Reader 1: “I held my breath for your answer, since I could see a certain “logic” in the man’s point of view. I guess it hit closer than I wanted it to!

“Your answer was perfect. Not only did you offer solid considerations, you clarified the reasons why it’s a truly selfish and depressed thought.

“You helped so many, including myself, see the positives in enjoying what we have instead of dwelling on the negatives of the unknown. Thanks for the wakeup!”

Reader 2: “I agree with the letter-writer. If he chooses an assisted death, it should be his choice, whether he’s in perfect health, as he seems to indicate, or suffering from issues such as macular degeneration, or other old-age issues.

“Our bodies should be ours to control, and like a party, it’s better to leave when it’s still fun. This is not selfish, it is gracious.”

Reader 3: “The life of a person primarily affects oneself.

“Sacrifice your own happiness to the happiness of others? If we all did this, it would, by definition, minimize the global happiness of the world’s inhabitants.

“I try not to be judgemental of others. In your case, I’ve failed. I’ve wished often enough (out of emotional suffering) for my own death. So, your column truly bugged me.”

Ellie — Assisted suicide is known in Canada as Medical Assistance in Suicide (MAID), i.e., suicide undertaken with the aid of another person.

The term usually refers to physician-assisted suicide (PAS), involving assistance by a physician or other healthcare provider.

In Canada, existing safeguards are maintained and, in some cases, eased for eligible persons whose natural death is reasonably foreseeable.

Reader’s Commentary regarding the 37-year-old woman’s bullying father and his effect on her (May 20):

“I, too, had a bully for a father. When I was a child, I thought he was normal and accepted his ways. When a little older, I recognized he was a bully and stayed out of his way. But at 40, I changed my career and achieved my Early Childhood Education diploma.

“I learned how important positive feedback, praise, and encouragement are to give children a solid grounding and sense of self-worth. It helped me understand that, when my dad was two-years-old and his mother spent five years in a sanatorium for tuberculosis, that was a huge life change and hardship for him. For any child to lose his mother’s love and affection, and be left with a very strict father lacking affection/praise, or encouragement. I really understood why my dad was a bully.”

Ellie — Thanks to this writer for advising the woman to look back at her own father’s upbringing, childhood and possible challenges that shaped him. Yes, he’s a grown man and should know better. But she’s an adult and should try standing her ground, confront him, and say she won’t stand for it anymore. When you stand up to a bully, they tend to respect you a little more and hesitate to bully as hard.
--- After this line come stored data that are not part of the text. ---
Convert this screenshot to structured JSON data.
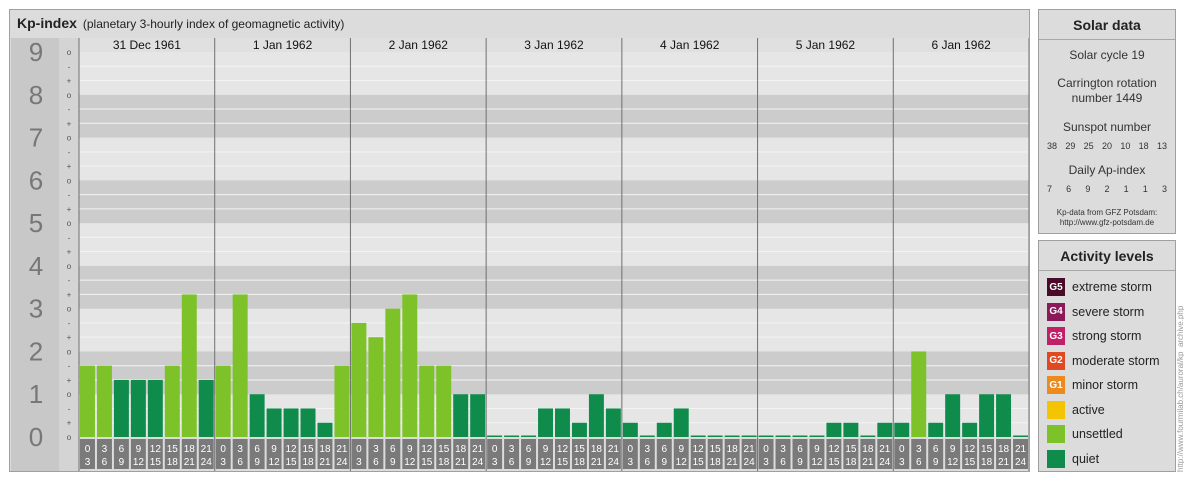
{
  "header": {
    "title": "Kp-index",
    "subtitle": "(planetary 3-hourly index of geomagnetic activity)"
  },
  "chart_data": {
    "type": "bar",
    "title": "Kp-index",
    "subtitle": "(planetary 3-hourly index of geomagnetic activity)",
    "ylim": [
      0,
      9
    ],
    "y_ticks": [
      "0",
      "1",
      "2",
      "3",
      "4",
      "5",
      "6",
      "7",
      "8",
      "9"
    ],
    "y_minor_ticks": [
      "o",
      "+",
      "-"
    ],
    "days": [
      "31 Dec 1961",
      "1 Jan 1962",
      "2 Jan 1962",
      "3 Jan 1962",
      "4 Jan 1962",
      "5 Jan 1962",
      "6 Jan 1962"
    ],
    "interval_labels": [
      {
        "start": "0",
        "end": "3"
      },
      {
        "start": "3",
        "end": "6"
      },
      {
        "start": "6",
        "end": "9"
      },
      {
        "start": "9",
        "end": "12"
      },
      {
        "start": "12",
        "end": "15"
      },
      {
        "start": "15",
        "end": "18"
      },
      {
        "start": "18",
        "end": "21"
      },
      {
        "start": "21",
        "end": "24"
      }
    ],
    "values": [
      [
        1.667,
        1.667,
        1.333,
        1.333,
        1.333,
        1.667,
        3.333,
        1.333
      ],
      [
        1.667,
        3.333,
        1.0,
        0.667,
        0.667,
        0.667,
        0.333,
        1.667
      ],
      [
        2.667,
        2.333,
        3.0,
        3.333,
        1.667,
        1.667,
        1.0,
        1.0
      ],
      [
        0.0,
        0.0,
        0.0,
        0.667,
        0.667,
        0.333,
        1.0,
        0.667
      ],
      [
        0.333,
        0.0,
        0.333,
        0.667,
        0.0,
        0.0,
        0.0,
        0.0
      ],
      [
        0.0,
        0.0,
        0.0,
        0.0,
        0.333,
        0.333,
        0.0,
        0.333
      ],
      [
        0.333,
        2.0,
        0.333,
        1.0,
        0.333,
        1.0,
        1.0,
        0.0
      ]
    ],
    "colors": {
      "quiet": "#0f8c4b",
      "unsettled": "#7cc228",
      "active": "#f5c400"
    }
  },
  "solar": {
    "title": "Solar data",
    "cycle": "Solar cycle 19",
    "carrington_line1": "Carrington rotation",
    "carrington_line2": "number 1449",
    "sunspot_label": "Sunspot number",
    "sunspot_values": [
      "38",
      "29",
      "25",
      "20",
      "10",
      "18",
      "13"
    ],
    "ap_label": "Daily Ap-index",
    "ap_values": [
      "7",
      "6",
      "9",
      "2",
      "1",
      "1",
      "3"
    ],
    "credit_line1": "Kp-data from GFZ Potsdam:",
    "credit_line2": "http://www.gfz-potsdam.de"
  },
  "activity": {
    "title": "Activity levels",
    "items": [
      {
        "code": "G5",
        "label": "extreme storm",
        "color": "#4a0a2a"
      },
      {
        "code": "G4",
        "label": "severe storm",
        "color": "#8a1a5a"
      },
      {
        "code": "G3",
        "label": "strong storm",
        "color": "#c02068"
      },
      {
        "code": "G2",
        "label": "moderate storm",
        "color": "#e04a22"
      },
      {
        "code": "G1",
        "label": "minor storm",
        "color": "#ec8a1e"
      },
      {
        "code": "",
        "label": "active",
        "color": "#f5c400"
      },
      {
        "code": "",
        "label": "unsettled",
        "color": "#7cc228"
      },
      {
        "code": "",
        "label": "quiet",
        "color": "#0f8c4b"
      }
    ]
  },
  "watermark": "http://www.fourmilab.ch/auroral/kp_archive.php"
}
Dear Ellie: Every week, I look forward to my one day off. Aside from household chores and any appointments, I make a weekly phone call with my adult daughter, 29, who lives five hours away.

Sadly, many of those conversations end in bickering, and sometimes in serious arguments. She’s an adult but still winds me up with complaints about something I have or haven’t done.

I think she’ll never forgive me for my divorce, though she doesn’t love her father — my ex — any more than I did when we split.

How do we move toward an amicable mother/daughter relationship?

Frustrated But Loving Mom

Don’t react. If she mentions her father, listen and also acknowledge her complaint, i.e. “Yes, divorce can be very tough on children and hard on their partners, too.”

Don’t express guilt for the past, comfort her when it’s needed, and say you’re proud of how she’s doing at… (whatever). Don’t linger long. End the conversation on a positive note.

Ellie’s tip of the day

Deciding end-of-life issues, within the current laws that legally allow assisted suicide, are a person’s right. Healthy seniors should also consider all the factors that affect their ultimate decision.